Median age was 62 years (range 19-85), 7 were in CR1, 3 had prior venetoclax exposure and 6 prior intensive therapy. At baseline, the median neutrophil count was 1.7 x 109/L (range 0.8-6.4) and platelets 169 x 109/L (range 33-277). The median number of cycles delivered to date is 3 (range 1-12). DLTs included reversible G3 QTcF prolongation in 2/9 pts. With DLTs in 2/9 pts, neither de-escalation nor elimination were mandated and 276 mg BID was therefore considered safe for further expansion. In cycle 1, non-DLT treatment-emergent adverse events included ≥G3 thrombocytopenia in 56% [G3 in 3; G4 in 2], neutropenia in 44% [G3 in 2; G4 in 2], anemia in 11% and febrile neutropenia in 11%. Post cycle 1, ≥G3 treatment-emergent toxicities included G3 thrombocytopenia [11%] and G4 neutropenia [11%]. Overall, G3 thrombocytopenia developed between days 21-28 in 4 pts, with a median duration of 18 days (15-26). G3 thrombocytopenia recovered in two pts after ceasing revumenib. In 2 other pts, however, recovery occurred without treatment interruption. No differentiation syndrome was reported over a total of 36 cycles of therapy for all pts. In terms of efficacy within the NPM1m cohort, 5 of 8 had ≥1 log10 MRD reduction, including 3 who have achieved MRD negativity within 6 cycles.

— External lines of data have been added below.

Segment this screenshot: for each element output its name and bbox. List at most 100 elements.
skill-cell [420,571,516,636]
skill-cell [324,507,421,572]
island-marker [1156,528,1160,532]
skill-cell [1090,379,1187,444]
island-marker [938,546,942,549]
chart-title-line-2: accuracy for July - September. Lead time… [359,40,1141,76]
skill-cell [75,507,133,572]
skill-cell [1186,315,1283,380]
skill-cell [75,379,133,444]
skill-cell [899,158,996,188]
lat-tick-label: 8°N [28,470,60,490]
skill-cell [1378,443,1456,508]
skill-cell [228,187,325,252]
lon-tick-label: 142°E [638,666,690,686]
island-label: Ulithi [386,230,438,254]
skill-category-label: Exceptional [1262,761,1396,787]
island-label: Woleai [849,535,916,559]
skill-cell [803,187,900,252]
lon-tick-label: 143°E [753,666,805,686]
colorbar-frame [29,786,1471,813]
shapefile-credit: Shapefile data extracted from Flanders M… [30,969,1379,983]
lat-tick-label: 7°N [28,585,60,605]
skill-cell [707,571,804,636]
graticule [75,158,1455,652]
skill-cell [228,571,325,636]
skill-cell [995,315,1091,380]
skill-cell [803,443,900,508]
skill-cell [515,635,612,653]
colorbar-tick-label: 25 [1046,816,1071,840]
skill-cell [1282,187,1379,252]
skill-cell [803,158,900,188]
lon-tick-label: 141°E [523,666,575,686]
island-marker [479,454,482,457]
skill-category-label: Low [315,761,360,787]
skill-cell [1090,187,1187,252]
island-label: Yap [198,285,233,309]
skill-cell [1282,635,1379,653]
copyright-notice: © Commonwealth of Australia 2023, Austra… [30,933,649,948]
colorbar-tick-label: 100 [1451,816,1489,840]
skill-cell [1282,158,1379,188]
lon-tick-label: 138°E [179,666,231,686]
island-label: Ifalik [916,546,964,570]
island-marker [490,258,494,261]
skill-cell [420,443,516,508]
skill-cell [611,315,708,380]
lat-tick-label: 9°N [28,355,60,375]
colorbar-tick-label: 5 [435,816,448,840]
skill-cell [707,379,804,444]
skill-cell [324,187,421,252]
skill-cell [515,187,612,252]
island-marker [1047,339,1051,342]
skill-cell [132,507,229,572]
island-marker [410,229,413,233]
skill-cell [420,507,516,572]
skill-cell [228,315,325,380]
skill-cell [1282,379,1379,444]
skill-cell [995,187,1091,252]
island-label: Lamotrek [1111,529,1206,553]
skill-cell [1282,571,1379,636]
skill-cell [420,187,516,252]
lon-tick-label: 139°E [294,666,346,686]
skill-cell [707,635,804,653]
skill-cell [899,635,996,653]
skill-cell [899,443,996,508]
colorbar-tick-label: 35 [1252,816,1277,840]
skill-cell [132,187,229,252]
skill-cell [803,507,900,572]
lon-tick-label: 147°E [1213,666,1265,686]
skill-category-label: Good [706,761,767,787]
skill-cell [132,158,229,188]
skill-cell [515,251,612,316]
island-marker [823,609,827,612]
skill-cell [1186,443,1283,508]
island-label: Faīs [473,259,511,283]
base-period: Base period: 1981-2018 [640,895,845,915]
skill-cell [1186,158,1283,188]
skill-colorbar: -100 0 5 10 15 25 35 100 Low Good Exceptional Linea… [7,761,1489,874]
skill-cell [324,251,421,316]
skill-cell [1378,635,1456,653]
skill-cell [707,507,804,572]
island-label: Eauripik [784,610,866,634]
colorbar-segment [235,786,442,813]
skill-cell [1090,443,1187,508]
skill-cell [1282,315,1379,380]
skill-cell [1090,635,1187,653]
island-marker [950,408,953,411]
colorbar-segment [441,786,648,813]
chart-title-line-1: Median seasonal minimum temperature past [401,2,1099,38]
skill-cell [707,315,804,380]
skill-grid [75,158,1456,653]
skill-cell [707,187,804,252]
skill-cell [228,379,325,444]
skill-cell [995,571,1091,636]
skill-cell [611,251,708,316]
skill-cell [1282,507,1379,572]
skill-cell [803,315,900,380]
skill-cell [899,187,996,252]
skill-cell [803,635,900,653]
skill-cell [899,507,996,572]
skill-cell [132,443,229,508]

Six of 9 pts have discontinued treatment (3 morphologic relapse, 1 MRD progression and 2 for allogeneic hematopoietic cell transplant). Treatment is ongoing in 3 pts.

Conclusions

The ALLG AMLM26 INTERCEPT study confirms that revumenib is safe and displays efficacy in pts with NPM1m MRD relapse. Accrual of pts with KMT2Ar driven MRD relapse is ongoing. The recommended dose for expansion is 276mg BID with plans to accrue 96 pts. In preliminary analysis, NPM1m ≥1 log10 MRD reduction was recorded in 62.5% (n=5) of pts, including 37.5% (n=3) achieving MRD negativity. Further updates will be presented at the meeting.